Several years ago I stopped creating e-learning courses and switched to creating portals (and more recently apps) that serve up short media resources (checklists, video, infographics etc.). Instead of spending two days on a course, or forty minutes with e-learning, the typical portal user might spend ten.
And the question is sometimes asked 'But can you really compare 10 minutes on a website with two days on a course?' And the answer - perhaps surprisingly - is yes.

 
My first corporate job was for a multinational telecoms company. We were asked to look into blending a week-long training course for field engineers, on the topic of PABX installation (A PABX is a big piece of telephony kit and is complicated to install). Engineers would be trained on a new product and then typically wait several months before actually having to install one. They couldn't possibly be recalling much of the training course - so what were they doing?

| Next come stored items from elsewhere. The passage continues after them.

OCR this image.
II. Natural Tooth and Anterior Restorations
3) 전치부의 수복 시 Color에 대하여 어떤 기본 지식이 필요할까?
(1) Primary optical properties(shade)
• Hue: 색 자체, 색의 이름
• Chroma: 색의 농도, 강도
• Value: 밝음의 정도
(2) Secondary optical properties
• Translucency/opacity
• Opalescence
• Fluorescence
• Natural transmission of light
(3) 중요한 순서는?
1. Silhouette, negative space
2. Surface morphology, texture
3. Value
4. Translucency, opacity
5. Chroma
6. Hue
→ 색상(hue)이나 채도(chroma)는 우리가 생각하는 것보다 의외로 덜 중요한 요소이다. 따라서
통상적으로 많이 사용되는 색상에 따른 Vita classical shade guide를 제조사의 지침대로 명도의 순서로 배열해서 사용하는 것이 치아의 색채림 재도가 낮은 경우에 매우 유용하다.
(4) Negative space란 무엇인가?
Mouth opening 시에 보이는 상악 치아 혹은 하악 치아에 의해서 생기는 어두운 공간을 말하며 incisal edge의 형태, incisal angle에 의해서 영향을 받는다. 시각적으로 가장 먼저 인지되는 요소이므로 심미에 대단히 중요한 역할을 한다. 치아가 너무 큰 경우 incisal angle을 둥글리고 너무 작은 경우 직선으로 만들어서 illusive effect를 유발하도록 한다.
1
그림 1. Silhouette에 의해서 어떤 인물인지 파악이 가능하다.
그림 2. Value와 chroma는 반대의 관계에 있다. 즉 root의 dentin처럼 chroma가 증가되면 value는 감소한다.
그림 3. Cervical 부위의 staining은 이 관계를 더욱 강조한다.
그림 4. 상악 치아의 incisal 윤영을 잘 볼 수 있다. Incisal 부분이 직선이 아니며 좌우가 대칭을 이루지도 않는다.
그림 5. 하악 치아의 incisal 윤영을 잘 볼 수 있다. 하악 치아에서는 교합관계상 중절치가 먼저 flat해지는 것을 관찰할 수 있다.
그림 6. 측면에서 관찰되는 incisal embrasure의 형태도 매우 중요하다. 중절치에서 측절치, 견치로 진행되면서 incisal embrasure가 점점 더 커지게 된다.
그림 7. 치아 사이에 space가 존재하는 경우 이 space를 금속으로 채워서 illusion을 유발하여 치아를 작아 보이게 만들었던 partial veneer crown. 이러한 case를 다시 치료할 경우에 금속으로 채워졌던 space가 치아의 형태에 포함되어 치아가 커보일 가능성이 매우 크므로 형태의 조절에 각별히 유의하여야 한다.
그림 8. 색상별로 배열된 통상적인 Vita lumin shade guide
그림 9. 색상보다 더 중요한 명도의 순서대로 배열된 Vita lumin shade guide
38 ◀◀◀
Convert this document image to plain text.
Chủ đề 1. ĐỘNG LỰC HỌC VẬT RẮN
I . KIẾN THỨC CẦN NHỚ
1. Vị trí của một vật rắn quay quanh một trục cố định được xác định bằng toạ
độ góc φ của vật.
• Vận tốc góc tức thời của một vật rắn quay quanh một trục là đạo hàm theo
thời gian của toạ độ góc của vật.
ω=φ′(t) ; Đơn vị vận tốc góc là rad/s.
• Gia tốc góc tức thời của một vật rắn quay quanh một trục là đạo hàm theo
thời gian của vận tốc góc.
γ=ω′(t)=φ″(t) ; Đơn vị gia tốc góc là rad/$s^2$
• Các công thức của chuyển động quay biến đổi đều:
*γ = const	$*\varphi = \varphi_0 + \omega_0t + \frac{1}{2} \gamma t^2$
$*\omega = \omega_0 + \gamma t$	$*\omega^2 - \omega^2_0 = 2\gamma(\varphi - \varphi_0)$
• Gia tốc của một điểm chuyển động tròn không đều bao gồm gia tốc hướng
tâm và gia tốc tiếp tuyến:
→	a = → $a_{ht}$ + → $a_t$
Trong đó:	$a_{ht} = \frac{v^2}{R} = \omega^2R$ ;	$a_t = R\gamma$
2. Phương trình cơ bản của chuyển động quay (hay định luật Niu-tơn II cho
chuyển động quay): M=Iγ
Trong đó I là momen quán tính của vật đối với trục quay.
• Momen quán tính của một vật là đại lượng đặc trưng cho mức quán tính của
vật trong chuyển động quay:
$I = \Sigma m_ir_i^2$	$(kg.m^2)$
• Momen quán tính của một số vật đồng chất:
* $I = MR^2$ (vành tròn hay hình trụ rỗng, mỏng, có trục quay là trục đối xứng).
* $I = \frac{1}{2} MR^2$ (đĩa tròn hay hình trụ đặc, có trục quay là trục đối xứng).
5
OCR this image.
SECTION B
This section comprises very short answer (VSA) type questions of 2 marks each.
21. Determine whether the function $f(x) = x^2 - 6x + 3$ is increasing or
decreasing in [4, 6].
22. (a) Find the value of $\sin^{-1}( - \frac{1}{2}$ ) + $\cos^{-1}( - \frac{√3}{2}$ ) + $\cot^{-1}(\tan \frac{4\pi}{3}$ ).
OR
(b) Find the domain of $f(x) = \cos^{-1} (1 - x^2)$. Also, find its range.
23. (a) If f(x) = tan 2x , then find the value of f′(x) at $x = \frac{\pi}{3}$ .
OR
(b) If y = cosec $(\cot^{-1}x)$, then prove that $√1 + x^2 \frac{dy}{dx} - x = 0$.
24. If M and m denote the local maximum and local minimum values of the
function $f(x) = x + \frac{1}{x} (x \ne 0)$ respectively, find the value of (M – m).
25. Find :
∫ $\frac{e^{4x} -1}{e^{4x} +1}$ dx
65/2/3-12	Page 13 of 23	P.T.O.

We found out what they were doing: working together they had created an excel sheet containing the installation steps. When they had to do an install, they followed the sheet. So could a single checklist prove more effective than an entire week's worth of training? Yes. Indeed, that is precisely the solution that they had designed for themselves.

The graph above illustrates the phenomenon. It's all about point of need - the closer that you can get to the point of need, the less learning is required - and the leverage is really extraordinary: get close enough to the point of application and two sentences can be more potent than two weeks of training. This has something to do with the way the human mind works (affective context), and is why Google Now is so interesting: having access to the internet is merely a precondition for making precisely the information you need available. The latter is far more significant a development.


But this is not primarily an online pitch - though it does explain the special significance of online - it explains why the learner's ideal solution is to have someone standing right next to them, helping them as they go.


So the message to corporates is this (and I agree with Charles Jennings on this one): stop worrying about learning. Start thinking about performance support.


Sadly this distinction is too subtle for most organisations to grasp. Fortunately, their employees are figuring it out for themselves.

1 comment:

  1. Hi Nick,

    A personal mantra of mine that I *try* and work by is "what's the least I can do for you".

    If the least that I need to do help somebody achieve their objective is to source/develop etc a 'course' then fine.

    If the least that I need to do help somebody achieve their objective is to develop a resource/direct then towards an existing resource (as I did last week) then that's fine too (let's be honest, it's 'finer' that Option A!)

    Alas, at times the feedback that I've received from taking the "what's the least I can do for you" approach has been less than favourable - I think some stakeholders see it as a 'lazy' approach as opposed to a more timely, theoretically and financially sound approach.